Goldberg’s other big show came years later, when he brought back Michael J. Fox for Spin City; Goldberg wrote the show with partner Bill Lawrence (who would go on to create Scrubs). That show cast Fox as the deputy mayor of New York, and wa
s even more political than Family Ties. Fox was still playing Alex Keaton, but this time Keaton was grown up and a Democrat. He was just as Machiavellian, just as manipulative, but this time, he was good-heartedly trying to ram through the liberal agenda. His liberal conscience was Carter (Michael Boatman), a gay man who made sure that Michael didn’t lose his leftist principles.
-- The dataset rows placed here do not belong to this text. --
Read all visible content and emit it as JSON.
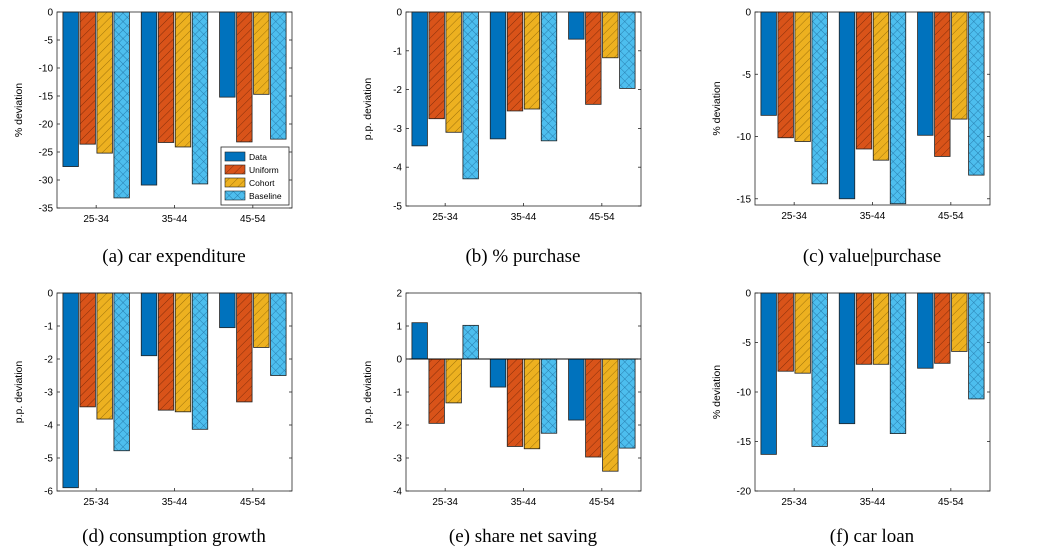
{
  "legend": {
    "entries": [
      "Data",
      "Uniform",
      "Cohort",
      "Baseline"
    ]
  },
  "series_style": [
    {
      "name": "Data",
      "color": "#0072BD",
      "pattern": "solid"
    },
    {
      "name": "Uniform",
      "color": "#D95319",
      "pattern": "diagonal-lines"
    },
    {
      "name": "Cohort",
      "color": "#EDB120",
      "pattern": "diagonal-lines"
    },
    {
      "name": "Baseline",
      "color": "#4DBEEE",
      "pattern": "crosshatch"
    }
  ],
  "chart_data": [
    {
      "type": "bar",
      "caption": "(a) car expenditure",
      "ylabel": "% deviation",
      "categories": [
        "25-34",
        "35-44",
        "45-54"
      ],
      "ylim": [
        -35,
        0
      ],
      "yticks": [
        0,
        -5,
        -10,
        -15,
        -20,
        -25,
        -30,
        -35
      ],
      "legend_position": "bottom-right",
      "series": [
        {
          "name": "Data",
          "values": [
            -27.6,
            -30.9,
            -15.2
          ]
        },
        {
          "name": "Uniform",
          "values": [
            -23.6,
            -23.3,
            -23.2
          ]
        },
        {
          "name": "Cohort",
          "values": [
            -25.2,
            -24.1,
            -14.7
          ]
        },
        {
          "name": "Baseline",
          "values": [
            -33.2,
            -30.7,
            -22.7
          ]
        }
      ]
    },
    {
      "type": "bar",
      "caption": "(b) % purchase",
      "ylabel": "p.p. deviation",
      "categories": [
        "25-34",
        "35-44",
        "45-54"
      ],
      "ylim": [
        -5,
        0
      ],
      "yticks": [
        0,
        -1,
        -2,
        -3,
        -4,
        -5
      ],
      "series": [
        {
          "name": "Data",
          "values": [
            -3.45,
            -3.27,
            -0.7
          ]
        },
        {
          "name": "Uniform",
          "values": [
            -2.75,
            -2.55,
            -2.38
          ]
        },
        {
          "name": "Cohort",
          "values": [
            -3.1,
            -2.5,
            -1.18
          ]
        },
        {
          "name": "Baseline",
          "values": [
            -4.3,
            -3.32,
            -1.97
          ]
        }
      ]
    },
    {
      "type": "bar",
      "caption": "(c) value|purchase",
      "ylabel": "% deviation",
      "categories": [
        "25-34",
        "35-44",
        "45-54"
      ],
      "ylim": [
        -15.5,
        0
      ],
      "yticks": [
        0,
        -5,
        -10,
        -15
      ],
      "series": [
        {
          "name": "Data",
          "values": [
            -8.3,
            -15.0,
            -9.9
          ]
        },
        {
          "name": "Uniform",
          "values": [
            -10.1,
            -11.0,
            -11.6
          ]
        },
        {
          "name": "Cohort",
          "values": [
            -10.4,
            -11.9,
            -8.6
          ]
        },
        {
          "name": "Baseline",
          "values": [
            -13.8,
            -15.4,
            -13.1
          ]
        }
      ]
    },
    {
      "type": "bar",
      "caption": "(d) consumption growth",
      "ylabel": "p.p. deviation",
      "categories": [
        "25-34",
        "35-44",
        "45-54"
      ],
      "ylim": [
        -6,
        0
      ],
      "yticks": [
        0,
        -1,
        -2,
        -3,
        -4,
        -5,
        -6
      ],
      "series": [
        {
          "name": "Data",
          "values": [
            -5.9,
            -1.9,
            -1.05
          ]
        },
        {
          "name": "Uniform",
          "values": [
            -3.45,
            -3.55,
            -3.3
          ]
        },
        {
          "name": "Cohort",
          "values": [
            -3.82,
            -3.6,
            -1.65
          ]
        },
        {
          "name": "Baseline",
          "values": [
            -4.78,
            -4.13,
            -2.5
          ]
        }
      ]
    },
    {
      "type": "bar",
      "caption": "(e) share net saving",
      "ylabel": "p.p. deviation",
      "categories": [
        "25-34",
        "35-44",
        "45-54"
      ],
      "ylim": [
        -4,
        2
      ],
      "yticks": [
        2,
        1,
        0,
        -1,
        -2,
        -3,
        -4
      ],
      "series": [
        {
          "name": "Data",
          "values": [
            1.1,
            -0.85,
            -1.85
          ]
        },
        {
          "name": "Uniform",
          "values": [
            -1.95,
            -2.65,
            -2.97
          ]
        },
        {
          "name": "Cohort",
          "values": [
            -1.33,
            -2.72,
            -3.4
          ]
        },
        {
          "name": "Baseline",
          "values": [
            1.02,
            -2.25,
            -2.7
          ]
        }
      ]
    },
    {
      "type": "bar",
      "caption": "(f) car loan",
      "ylabel": "% deviation",
      "categories": [
        "25-34",
        "35-44",
        "45-54"
      ],
      "ylim": [
        -20,
        0
      ],
      "yticks": [
        0,
        -5,
        -10,
        -15,
        -20
      ],
      "series": [
        {
          "name": "Data",
          "values": [
            -16.3,
            -13.2,
            -7.6
          ]
        },
        {
          "name": "Uniform",
          "values": [
            -7.9,
            -7.2,
            -7.1
          ]
        },
        {
          "name": "Cohort",
          "values": [
            -8.1,
            -7.2,
            -5.9
          ]
        },
        {
          "name": "Baseline",
          "values": [
            -15.5,
            -14.2,
            -10.7
          ]
        }
      ]
    }
  ]
}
Boatman’s character ardently pushed the gay rights agenda, including same-sex marriage (one episode featured Boatman staging a marriage to one of the straight employees at the mayor’s office as a political statement, then canceling the wedding when it became clear that he had too much respect for the institution of marriage generally). “Carter came about in the pilot,” Goldberg told me. “We decided that was really a one-shot, but we just fell in love with Michael Boatman and what that character represented, so after that we made a deal with him to put him in as a regular, bring him in.” Carter, Goldberg said, was “basically a saint.”
I asked Goldberg why there didn’t seem to be any real debate about politics on television anymore—why everyone simply assumed that the far-left position was correct, and that the only real question was whether that position was practical. At least in All in the Family, I said, the conservative position was articulated, however badly, and then knocked down. Modern television doesn’t even bother articulating the conservative position. “If I was writing now I wouldn’t be having those debates, either,” Goldberg said. “Because I think it’s great we’ve moved beyond that.”85
That’s certainly arguable—we’re still debating gay marriage, the morality of which Spin City took for granted. But if we’ve begun to move beyond such debates, it’s due in large part to the success of writers like Goldberg, who have made the leftist position so palatable to a broad swath of Americans simply by presenting likable characters who promote liberal politics as tautologies.